High Hopes não é uma canção de Bruce Springsteen. Foi composta nos anos 1990 por uma banda obscura de Los Angeles, The Havalinas, e incluída em 1996 em Blood Brothers, DVD que acompanhava a reunião em estúdio da E Street Band. Foi agora regravada por sugestão de Tom Morello, guitarrista dos Rage Against The Machine que nos últimos anos se foi tornando próximo de Springsteen. Quando o ano passado Steve van Zandt, o guitarrista histórico da E Street Band, se viu impossibilitado de acompanhar o grupo numa digressão australiana (Van Zandt, também actor, iria trabalhar na série Lilyhammer), Springsteen convidou Morello a juntar-se-lhes.

High Hopes acaba por ser, de certa forma, consequência da energia que o novo guitarrista trouxe à banda. “Tom e a sua guitarra tornaram-se a minha musa, conduzindo este projecto a um outro nível. Obrigado pela inspiração, Tom”, escreve Springsteen no texto de apresentação de um álbum em que o ex-Rage Against The Machine e Audioslave surge em oito das suas 12 canções – ouvimos igualmente no álbum dois históricos da E Street Band, o saxofonista Clarence Clemons e o teclista Danny Federici, que morreram em 2011 e 2008, respectivamente.

Ao contrário do habitual em Springsteen, High Hopes não tem uma unidade narrativa evidente. O que junta todas estas canções é precisamente a sua natureza: o facto de ser uma colecção de material que, por razões diversas, nunca havia figurado em álbuns oficiais do cantor de Glory days. “No final de uma digressão, ou quando estou em casa, entro no estúdio e estou rodeado de pinturas inacabadas”, afirmou na supracitada entrevista à Rolling Stone. Rodeado de toda aquela música que nunca concluiu, procura "aquilo que [lhe] diz algo”. Normalmente, esse é o rastilho necessário para que nasça um conceito para um novo álbum. Neste caso, foi o próprio material inacabado que se transformou no conceito.

Nasceu um disco onde, além da versão de High hopes, encontramos uma de Just like fire would, dos Saints, nome reconhecido do punk australiano, e, como despedida, uma de Dream baby dream, dos Suicide, heróis electro-punk da Nova Iorque de final da década de 1970 – e Springsteen transforma-a em gospel para conforto comunal.
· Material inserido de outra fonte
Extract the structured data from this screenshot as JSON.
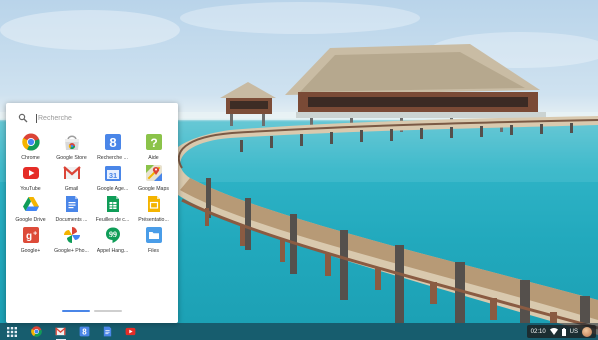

High Hopes não se tornará um clássico da discografia de Bruce Springsteen, nem esse parece ser o objectivo. Foi um trabalho nascido de uma sensação de urgência, um trilho que se abriu perante o seu autor e que ele decidiu seguir com entusiasmo. Ouvimos uma versão eléctrica, em modo rock bombástico de The ghost of Tom Joad, ouvimo-lo a flirtar com a música tradicional britânica, como já ouvíamos em Wrecking Ball (e juntam-se gaitas-de-fole a This is your sword) ou a recuperar a sua canção-denúncia da violência de Estado, American skin (41 shots), relato do assassinato pela polícia americana do imigrante guineense Amadou Diallo, em 1999, e que ecoa agora o caso de Trayvon Martin, tomado por assaltante e baleado pelo simples facto de ser negro e envergar um capuz.

Não, High Hopes não é um álbum típico de Bruce Springsteen. Mas aquilo que nele ouvimos é tipicamente Springsteen.